I've spent most of the day on this and finally calling in some help. There are multiple entries here on related questions, but none that quite get at what I'm trying to do.
Below is an example df.
x <- tibble::tribble(
~kpu_operating, ~kpu_procedure, ~sf_operating, ~sf_procedure,
3L, 2L, 572L, 120L,
3L, 1L, 440L, 121L,
6L, NA, 535L, 122L,
3L, NA, 542L, 123L
)
Im trying to pivot longer such that "kpu_" and "sf_" are stripped away. Then I'm trying to collect "operating" and "procedure" from all four columns into a single new column.

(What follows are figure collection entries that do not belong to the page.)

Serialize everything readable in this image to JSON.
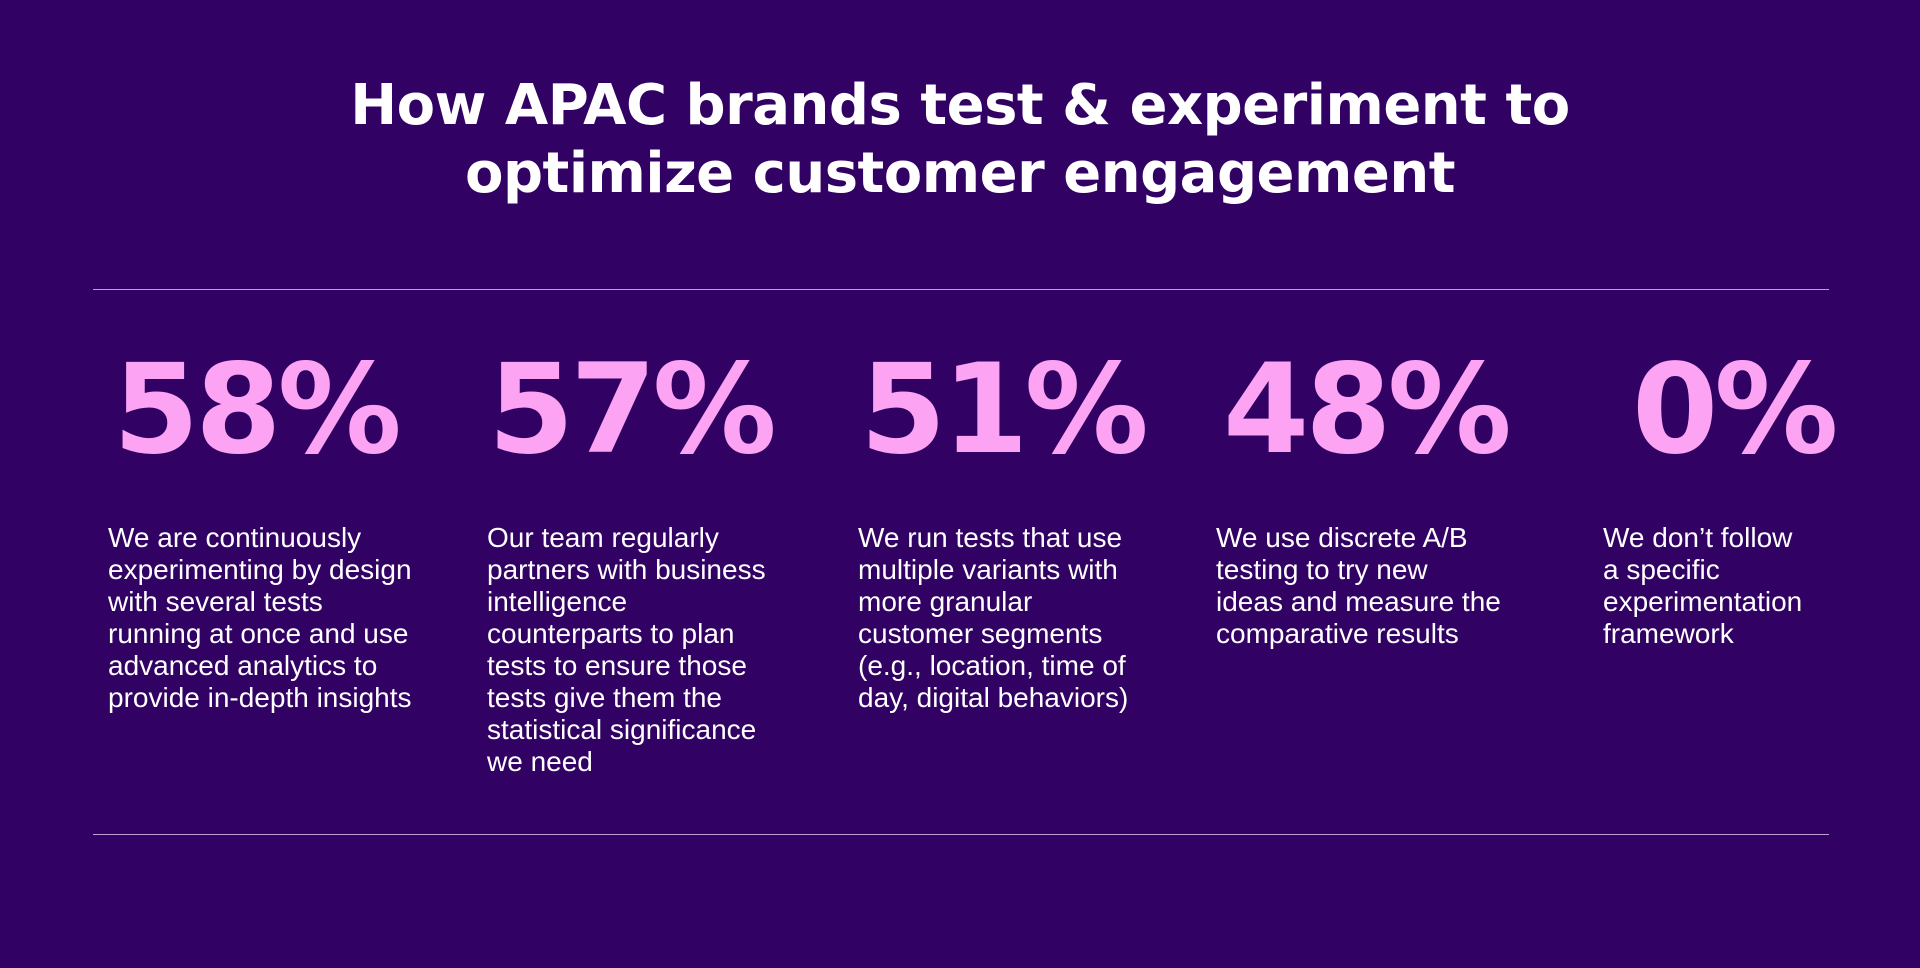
{
  "header": {
    "title_line1": "How APAC brands test & experiment to",
    "title_line2": "optimize customer engagement"
  },
  "colors": {
    "background": "#310263",
    "percentage": "#fca3f4",
    "text": "#ffffff",
    "divider": "#b9a3d6"
  },
  "stats": [
    {
      "value": "58%",
      "description_lines": [
        "We are continuously",
        "experimenting by design",
        "with several tests",
        "running at once and use",
        "advanced analytics to",
        "provide in-depth insights"
      ]
    },
    {
      "value": "57%",
      "description_lines": [
        "Our team regularly",
        "partners with business",
        "intelligence",
        "counterparts to plan",
        "tests to ensure those",
        "tests give them the",
        "statistical significance",
        "we need"
      ]
    },
    {
      "value": "51%",
      "description_lines": [
        "We run tests that use",
        "multiple variants with",
        "more granular",
        "customer segments",
        "(e.g., location, time of",
        "day, digital behaviors)"
      ]
    },
    {
      "value": "48%",
      "description_lines": [
        "We use discrete A/B",
        "testing to try new",
        "ideas and measure the",
        "comparative results"
      ]
    },
    {
      "value": "0%",
      "description_lines": [
        "We don’t follow",
        "a specific",
        "experimentation",
        "framework"
      ]
    }
  ]
}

Lastly, I would like the two columns that r starts_with("kpu_")
to be put into a new column called "n_unit" and the two columns that r starts_with("sf_")

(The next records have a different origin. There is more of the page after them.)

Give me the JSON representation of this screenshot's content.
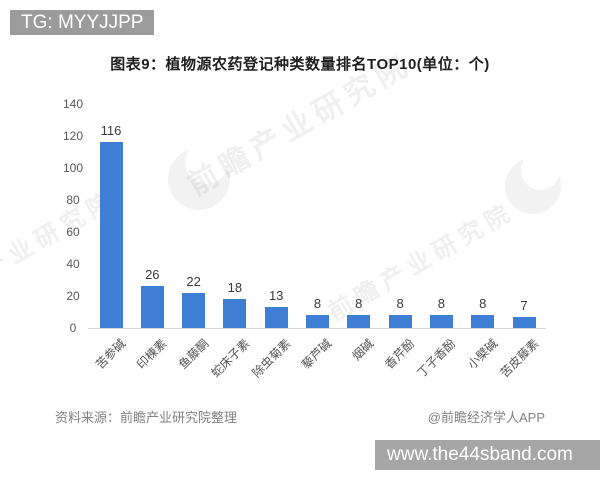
{
  "overlays": {
    "top_badge": "TG: MYYJJPP",
    "bottom_badge": "www.the44sband.com"
  },
  "title": "图表9：植物源农药登记种类数量排名TOP10(单位：个)",
  "watermark": {
    "text": "前瞻产业研究院",
    "logo": "qianzhan-logo"
  },
  "footer": {
    "source": "资料来源：前瞻产业研究院整理",
    "credit": "@前瞻经济学人APP"
  },
  "colors": {
    "bar": "#3e7fd5",
    "badge_bg": "#9b9b9b",
    "axis_text": "#595959",
    "value_text": "#3a3a3a",
    "baseline": "#d8d8d8"
  },
  "chart_data": {
    "type": "bar",
    "title": "图表9：植物源农药登记种类数量排名TOP10(单位：个)",
    "unit": "个",
    "categories": [
      "苦参碱",
      "印楝素",
      "鱼藤酮",
      "蛇床子素",
      "除虫菊素",
      "藜芦碱",
      "烟碱",
      "香芹酚",
      "丁子香酚",
      "小檗碱",
      "苦皮藤素"
    ],
    "values": [
      116,
      26,
      22,
      18,
      13,
      8,
      8,
      8,
      8,
      8,
      7
    ],
    "ylim": [
      0,
      140
    ],
    "yticks": [
      0,
      20,
      40,
      60,
      80,
      100,
      120,
      140
    ],
    "grid": false,
    "legend": false,
    "bar_labels_shown": true
  }
}
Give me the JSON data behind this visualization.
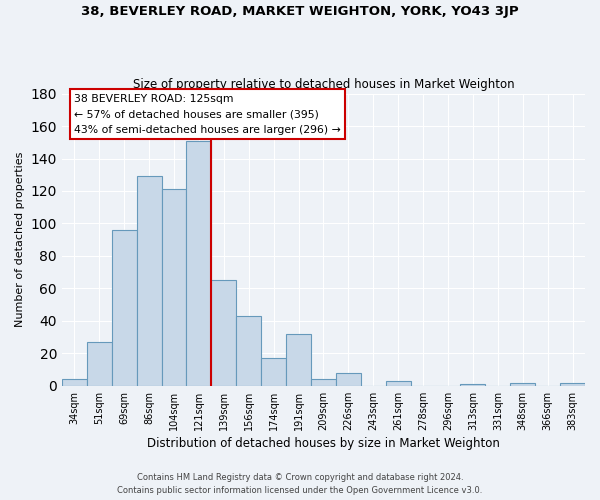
{
  "title": "38, BEVERLEY ROAD, MARKET WEIGHTON, YORK, YO43 3JP",
  "subtitle": "Size of property relative to detached houses in Market Weighton",
  "xlabel": "Distribution of detached houses by size in Market Weighton",
  "ylabel": "Number of detached properties",
  "bar_labels": [
    "34sqm",
    "51sqm",
    "69sqm",
    "86sqm",
    "104sqm",
    "121sqm",
    "139sqm",
    "156sqm",
    "174sqm",
    "191sqm",
    "209sqm",
    "226sqm",
    "243sqm",
    "261sqm",
    "278sqm",
    "296sqm",
    "313sqm",
    "331sqm",
    "348sqm",
    "366sqm",
    "383sqm"
  ],
  "bar_heights": [
    4,
    27,
    96,
    129,
    121,
    151,
    65,
    43,
    17,
    32,
    4,
    8,
    0,
    3,
    0,
    0,
    1,
    0,
    2,
    0,
    2
  ],
  "bar_color": "#c8d8e8",
  "bar_edge_color": "#6699bb",
  "vline_color": "#cc0000",
  "ylim": [
    0,
    180
  ],
  "yticks": [
    0,
    20,
    40,
    60,
    80,
    100,
    120,
    140,
    160,
    180
  ],
  "annotation_title": "38 BEVERLEY ROAD: 125sqm",
  "annotation_line1": "← 57% of detached houses are smaller (395)",
  "annotation_line2": "43% of semi-detached houses are larger (296) →",
  "annotation_box_color": "#ffffff",
  "annotation_box_edge": "#cc0000",
  "footer1": "Contains HM Land Registry data © Crown copyright and database right 2024.",
  "footer2": "Contains public sector information licensed under the Open Government Licence v3.0.",
  "background_color": "#eef2f7",
  "grid_color": "#ffffff"
}
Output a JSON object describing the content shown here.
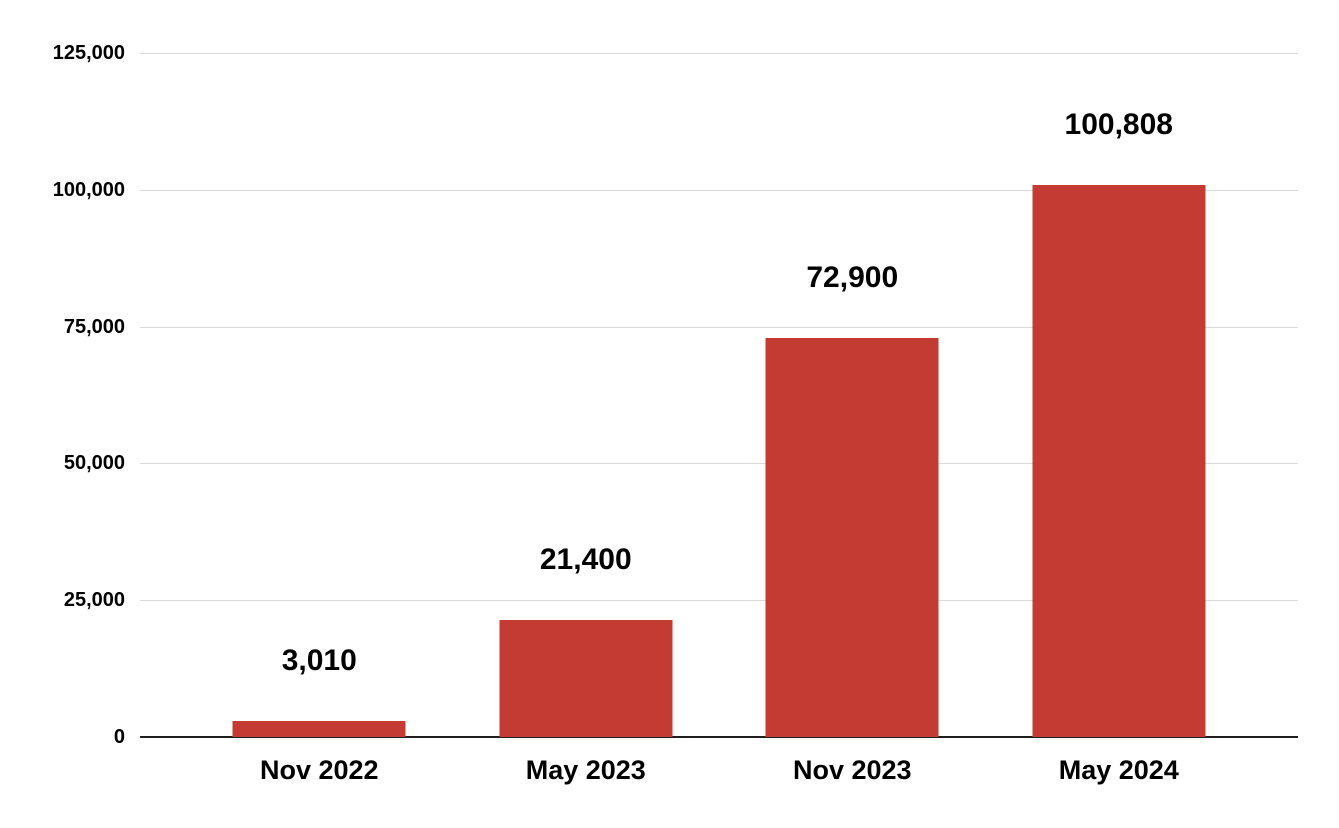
{
  "chart_data": {
    "type": "bar",
    "categories": [
      "Nov 2022",
      "May 2023",
      "Nov 2023",
      "May 2024"
    ],
    "values": [
      3010,
      21400,
      72900,
      100808
    ],
    "data_labels": [
      "3,010",
      "21,400",
      "72,900",
      "100,808"
    ],
    "y_ticks": [
      "0",
      "25,000",
      "50,000",
      "75,000",
      "100,000",
      "125,000"
    ],
    "ylim": [
      0,
      125000
    ],
    "title": "",
    "xlabel": "",
    "ylabel": "",
    "grid": true,
    "legend_position": "none",
    "bar_color": "#c33b33",
    "gridline_color": "#d9d9d9",
    "baseline_color": "#1f1f1f",
    "text_color": "#000000",
    "background_color": "#ffffff"
  }
}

to be placed into a new column called "sf_unit". It would look something like this:
y <- tibble::tribble(
~unit, ~n_unit, ~sf_unit,
"Operating", 3L, 572L,
"Operating", 3L, 440L,
"Operating", 6L, 535L,
"Operating", 3L, 542L,
"Procedure", 2L, 120L,
"Procedure", 1L, 121L,
"Procedure", NA, 122L,
"Procedure", NA, 123L
)
I've tried endless variations of this:
x <- x |>
pivot_longer(cols = starts_with("kpu_"),
names_prefix = "kpu_",
names_to = "unit",
values_to = "n_unit") |>
pivot_longer(cols = starts_with("sf_"),
names_prefix = "sf_",
names_to = "unit2",
values_to = "sf_unit")
and another:
x <- x |> pivot_longer(df, cols = c(starts_with("kpu_", "sf_")),
names_prefix = c("kpu_", "sf_"),
names_to = "unit",
values_to = "n_unit")
Here are some of the similar questions I've studied:
Is there way to pivot_longer to multiple values columns in R?

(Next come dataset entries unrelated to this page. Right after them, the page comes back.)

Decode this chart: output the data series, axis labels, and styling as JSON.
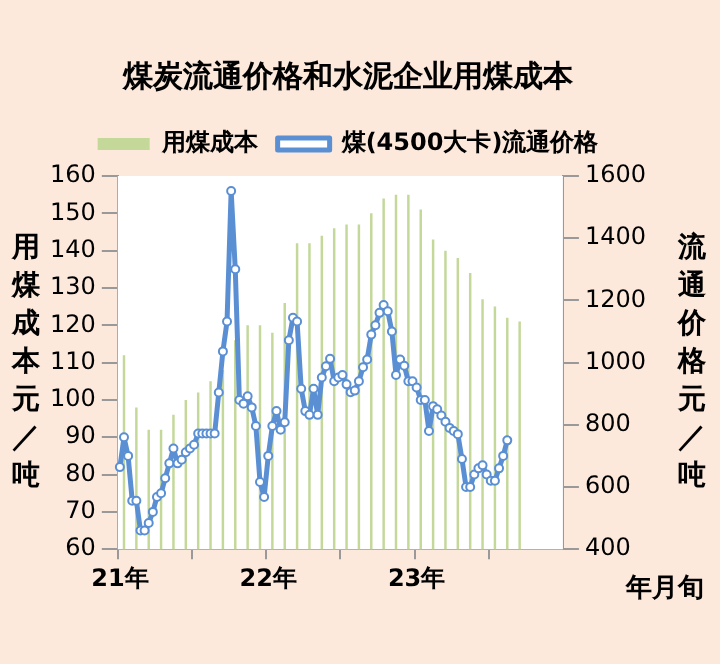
{
  "chart_data": {
    "type": "bar",
    "title": "煤炭流通价格和水泥企业用煤成本",
    "ylabel": "用煤成本元／吨",
    "y2label": "流通价格元／吨",
    "xlabel": "年月旬",
    "legend": "top",
    "marker": "circle",
    "ylim": [
      60,
      160
    ],
    "yticks": [
      60,
      70,
      80,
      90,
      100,
      110,
      120,
      130,
      140,
      150,
      160
    ],
    "y2lim": [
      400,
      1600
    ],
    "y2ticks": [
      400,
      600,
      800,
      1000,
      1200,
      1400,
      1600
    ],
    "categories": [
      "21年",
      null,
      null,
      null,
      null,
      null,
      null,
      null,
      null,
      null,
      null,
      null,
      null,
      null,
      null,
      null,
      null,
      null,
      null,
      null,
      null,
      null,
      null,
      null,
      null,
      null,
      null,
      null,
      null,
      null,
      null,
      null,
      null,
      null,
      null,
      null,
      "22年",
      null,
      null,
      null,
      null,
      null,
      null,
      null,
      null,
      null,
      null,
      null,
      null,
      null,
      null,
      null,
      null,
      null,
      null,
      null,
      null,
      null,
      null,
      null,
      null,
      null,
      null,
      null,
      null,
      null,
      null,
      null,
      null,
      null,
      null,
      null,
      "23年",
      null,
      null,
      null,
      null,
      null,
      null,
      null,
      null,
      null,
      null,
      null,
      null,
      null,
      null,
      null,
      null,
      null,
      null,
      null,
      null,
      null,
      null,
      null,
      null,
      null,
      null,
      null,
      null,
      null,
      null,
      null,
      null,
      null,
      null,
      null
    ],
    "series": [
      {
        "name": "用煤成本",
        "color": "#c4d89a",
        "values": [
          null,
          112,
          null,
          null,
          98,
          null,
          null,
          92,
          null,
          null,
          92,
          null,
          null,
          96,
          null,
          null,
          100,
          null,
          null,
          102,
          null,
          null,
          105,
          null,
          null,
          108,
          null,
          null,
          116,
          null,
          null,
          120,
          null,
          null,
          120,
          null,
          null,
          118,
          null,
          null,
          126,
          null,
          null,
          142,
          null,
          null,
          142,
          null,
          null,
          144,
          null,
          null,
          146,
          null,
          null,
          147,
          null,
          null,
          147,
          null,
          null,
          150,
          null,
          null,
          154,
          null,
          null,
          155,
          null,
          null,
          155,
          null,
          null,
          151,
          null,
          null,
          143,
          null,
          null,
          140,
          null,
          null,
          138,
          null,
          null,
          134,
          null,
          null,
          127,
          null,
          null,
          125,
          null,
          null,
          122,
          null,
          null,
          121,
          null,
          null,
          null,
          null,
          null,
          null,
          null,
          null,
          null,
          null
        ]
      },
      {
        "name": "煤(4500大卡)流通价格",
        "type": "line",
        "axis": "y2",
        "color": "#5b8fd4",
        "values": [
          664,
          760,
          700,
          556,
          556,
          460,
          460,
          484,
          520,
          568,
          580,
          628,
          676,
          724,
          676,
          688,
          712,
          724,
          736,
          772,
          772,
          772,
          772,
          772,
          904,
          1036,
          1132,
          1552,
          1300,
          880,
          868,
          892,
          856,
          796,
          616,
          568,
          700,
          796,
          844,
          784,
          808,
          1072,
          1144,
          1132,
          916,
          844,
          832,
          916,
          832,
          952,
          988,
          1012,
          940,
          952,
          960,
          930,
          905,
          910,
          940,
          985,
          1010,
          1090,
          1120,
          1160,
          1185,
          1165,
          1100,
          960,
          1010,
          990,
          940,
          940,
          920,
          880,
          880,
          780,
          860,
          850,
          830,
          810,
          790,
          780,
          770,
          690,
          600,
          600,
          640,
          660,
          670,
          640,
          620,
          620,
          660,
          700,
          750,
          null,
          null,
          null,
          null,
          null,
          null,
          null,
          null,
          null,
          null,
          null,
          null,
          null
        ]
      }
    ]
  }
}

Using pivot_longer with existing names_to column
tidyverse pivot_longer several sets of columns, but avoid intermediate mutate_wider steps
https://cran.r-project.org/web/packages/tidyr/vignettes/pivot.html
pivot_longer into multiple columns
https://dcl-wrangle.stanford.edu/pivot-advanced.html
Thank you in advance for any help.
This can be done with tidyr::names_pattern()
and a bit of regex:
library(tibble)
library(dplyr)
library(tidyr)
x <- tibble::tribble(
~kpu_operating, ~kpu_procedure, ~sf_operating, ~sf_procedure,
3L, 2L, 572L, 120L,
3L, 1L, 440L, 121L,
6L, NA, 535L, 122L,
3L, NA, 542L, 123L
)
y <- x |>
pivot_longer(cols = everything(),
names_to = c(".value", "unit"),
names_pattern = "^(.*)_(.*)$") |>
rename(n_unit = "kpu", sf_unit = "sf") |>
arrange(unit)
y
# # A tibble: 8 × 3
# unit n_unit sf_unit
# <chr> <int> <int>
# 1 operating 3 572
# 2 operating 3 440
# 3 operating 6 535
# 4 operating 3 542
# 5 procedure 2 120
# 6 procedure 1 121
# 7 procedure NA 122
# 8 procedure NA 123